When it comes to drug discovery, compound screening experiments are the first big step in figuring out whether a new molecule has real therapeutic potential. But the truth is, it’s not enough to simply “run the experiment and see what happens.” The way you design the study—everything from which concentrations you test to how many samples you include—can make the difference between clear, reliable insights and misleading noise.

Let’s break down a few of the most important design choices researchers face when setting up these studies.

Choosing the Right Concentrations

One of the trickiest (and most important) decisions in screening is figuring out what concentrations of your compound to test. Too high or too low, and you may miss the actual dose–response relationship entirely.

Most dose–response data follow a sigmoidal (S-shaped) curve. To map this out accurately, you need several data points in the linear middle section of the curve—not just a few scattered at the extremes. If you skip this step, your curve might look misleading, or even suggest a false “double peak” effect.

Equally important are the anchor points:

  • Minimal response (or maximal inhibition) → defines your baseline, the “floor” of the curve.
  • Maximal response (or minimal inhibition) → sets the “ceiling.”

Without those anchors, your curve won’t truly reflect the biology. That’s why, during assay optimization, it’s almost always better to test a broader range of concentrations than too few. Yes, it may cost a bit more time and resources upfront—but it saves you from repeating the entire study later due to poor data quality.

Dealing with Variability and Deciding on Sample Size

Another key question is: how many samples and replicates do you need?

Here’s the challenge: not all variation in your data comes from the same place. Some of it is technical noise (differences between plates, wells, or assay conditions), and some are biological variability (differences between donors). Understanding which type of variability dominates in your assay helps you spend resources wisely.

  • If your assay is very consistent (low variability between replicates), you might get away with one well per donor and condition.
  • If variability is higher, running 2–3 technical replicates per condition helps smooth out noise. With 3 replicates, you also get the benefit of spotting outliers.
  • Running more than 3 replicates usually doesn’t add much value—it’s better to put that effort into adding more donors or concentrations.

Why? Because replicates from the same donor are correlated. They don’t give you as much statistical power as adding a brand-new donor.

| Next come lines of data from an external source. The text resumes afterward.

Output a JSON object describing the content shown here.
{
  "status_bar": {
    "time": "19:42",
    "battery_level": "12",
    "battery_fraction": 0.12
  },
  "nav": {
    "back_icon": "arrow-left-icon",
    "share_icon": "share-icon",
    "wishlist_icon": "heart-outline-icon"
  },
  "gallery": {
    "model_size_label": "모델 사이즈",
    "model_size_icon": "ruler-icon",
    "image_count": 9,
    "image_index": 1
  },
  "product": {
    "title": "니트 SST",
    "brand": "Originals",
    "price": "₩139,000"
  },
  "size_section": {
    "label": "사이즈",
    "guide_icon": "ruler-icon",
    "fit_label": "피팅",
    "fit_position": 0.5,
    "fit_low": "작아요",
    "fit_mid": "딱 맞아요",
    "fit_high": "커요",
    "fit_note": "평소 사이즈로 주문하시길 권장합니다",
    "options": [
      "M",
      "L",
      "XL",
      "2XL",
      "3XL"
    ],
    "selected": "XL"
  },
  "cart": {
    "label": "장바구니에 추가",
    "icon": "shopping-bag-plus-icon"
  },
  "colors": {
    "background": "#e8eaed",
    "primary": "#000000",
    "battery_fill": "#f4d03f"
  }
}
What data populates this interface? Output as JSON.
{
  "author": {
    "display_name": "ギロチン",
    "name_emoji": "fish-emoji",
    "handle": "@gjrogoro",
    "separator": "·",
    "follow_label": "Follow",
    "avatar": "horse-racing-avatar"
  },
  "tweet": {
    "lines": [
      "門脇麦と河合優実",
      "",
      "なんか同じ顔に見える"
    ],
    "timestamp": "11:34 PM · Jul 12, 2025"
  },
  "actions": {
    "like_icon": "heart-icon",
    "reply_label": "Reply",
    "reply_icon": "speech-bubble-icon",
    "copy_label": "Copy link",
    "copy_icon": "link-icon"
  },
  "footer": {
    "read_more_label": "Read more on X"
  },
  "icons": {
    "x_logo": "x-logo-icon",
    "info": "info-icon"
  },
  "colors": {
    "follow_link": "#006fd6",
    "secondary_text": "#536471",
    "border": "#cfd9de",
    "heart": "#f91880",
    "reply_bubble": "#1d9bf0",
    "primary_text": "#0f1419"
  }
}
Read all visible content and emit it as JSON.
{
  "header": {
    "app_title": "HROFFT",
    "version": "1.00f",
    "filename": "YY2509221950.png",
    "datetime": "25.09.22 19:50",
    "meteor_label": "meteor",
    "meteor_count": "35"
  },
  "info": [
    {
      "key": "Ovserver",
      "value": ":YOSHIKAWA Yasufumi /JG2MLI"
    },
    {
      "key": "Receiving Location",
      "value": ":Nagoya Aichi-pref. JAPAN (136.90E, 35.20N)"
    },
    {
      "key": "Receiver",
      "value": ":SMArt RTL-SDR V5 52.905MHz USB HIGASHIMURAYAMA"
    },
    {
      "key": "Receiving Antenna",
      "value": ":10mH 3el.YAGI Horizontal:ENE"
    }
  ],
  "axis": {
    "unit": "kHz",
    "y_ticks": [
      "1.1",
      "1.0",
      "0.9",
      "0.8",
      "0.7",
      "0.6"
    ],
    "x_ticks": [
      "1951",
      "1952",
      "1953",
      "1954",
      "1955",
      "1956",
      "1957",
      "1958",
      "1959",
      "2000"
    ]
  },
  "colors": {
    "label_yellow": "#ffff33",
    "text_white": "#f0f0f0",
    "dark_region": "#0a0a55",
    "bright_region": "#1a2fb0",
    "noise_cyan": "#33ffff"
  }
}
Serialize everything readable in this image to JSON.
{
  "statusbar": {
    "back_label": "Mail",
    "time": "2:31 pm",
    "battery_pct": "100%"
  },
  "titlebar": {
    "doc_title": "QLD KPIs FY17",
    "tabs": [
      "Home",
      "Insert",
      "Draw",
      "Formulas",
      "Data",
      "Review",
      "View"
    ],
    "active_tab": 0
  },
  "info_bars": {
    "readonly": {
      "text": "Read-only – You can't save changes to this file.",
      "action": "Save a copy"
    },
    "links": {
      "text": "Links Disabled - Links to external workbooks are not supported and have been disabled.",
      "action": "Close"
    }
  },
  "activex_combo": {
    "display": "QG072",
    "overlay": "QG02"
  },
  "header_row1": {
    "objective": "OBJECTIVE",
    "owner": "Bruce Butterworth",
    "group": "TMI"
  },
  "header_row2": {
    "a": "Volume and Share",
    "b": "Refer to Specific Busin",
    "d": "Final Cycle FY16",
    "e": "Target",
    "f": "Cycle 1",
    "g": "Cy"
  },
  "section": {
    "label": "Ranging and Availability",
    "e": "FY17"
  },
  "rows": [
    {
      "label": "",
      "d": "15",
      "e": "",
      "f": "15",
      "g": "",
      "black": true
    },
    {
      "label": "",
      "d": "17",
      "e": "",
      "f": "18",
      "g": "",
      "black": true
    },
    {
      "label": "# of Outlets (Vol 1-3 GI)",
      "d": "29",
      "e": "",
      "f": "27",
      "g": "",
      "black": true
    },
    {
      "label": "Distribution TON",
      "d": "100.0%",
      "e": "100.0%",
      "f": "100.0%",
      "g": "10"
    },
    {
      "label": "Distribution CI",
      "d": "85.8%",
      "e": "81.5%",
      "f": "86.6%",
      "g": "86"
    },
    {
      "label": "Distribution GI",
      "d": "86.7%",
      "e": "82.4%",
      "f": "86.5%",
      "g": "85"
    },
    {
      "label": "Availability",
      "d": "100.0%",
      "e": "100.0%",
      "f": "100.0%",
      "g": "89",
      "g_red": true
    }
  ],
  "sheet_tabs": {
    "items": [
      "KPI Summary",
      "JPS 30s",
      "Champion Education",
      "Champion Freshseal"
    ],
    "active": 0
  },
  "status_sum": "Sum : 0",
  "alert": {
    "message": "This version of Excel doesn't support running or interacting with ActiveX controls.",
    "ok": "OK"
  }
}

And here’s where donor-to-donor variability really matters. If different individuals respond in different ways, increasing the number of donors should be your top priority. Testing across a more diverse pool not only makes your findings more generalizable but can also highlight early on which populations might respond better—or not at all. That’s valuable information for drug development.

Conclusion

Getting meaningful results from compound screening comes down to good experimental design. A few decisions make the biggest difference:

  • Choosing the right concentration ranges: Include both anchor points and enough mid-range data to capture the true dose–response curve.
  • Balancing replicates and donors: Extra replicates can smooth out noise, but adding more donors gives you stronger, more generalizable insights.
  • Managing variability: Understanding where variation comes from, technical or biological, helps you design smarter, more efficient studies.

Optimization takes planning and effort, but the payoff is worth it: cleaner data, fewer repeat experiments, and greater confidence as a candidate moves forward. Careful design at the screening stage is more than good practice, it’s the foundation that helps discoveries progress toward the clinic.

At the end of the day, strong experimental design is about setting yourself up for trustworthy results. By:

  • Picking smart concentration ranges,
  • Balancing replicates with donor numbers, and
  • Accounting for both technical and biological variability,

…you’ll generate data that are reproducible and biologically meaningful.

Yes, optimization takes effort. But the payoff is huge: cleaner data, fewer wasted experiments, and more confidence as your drug candidate moves forward. Careful planning at the screening stage isn’t just good science—it’s the foundation for real discoveries that can advance to the clinic.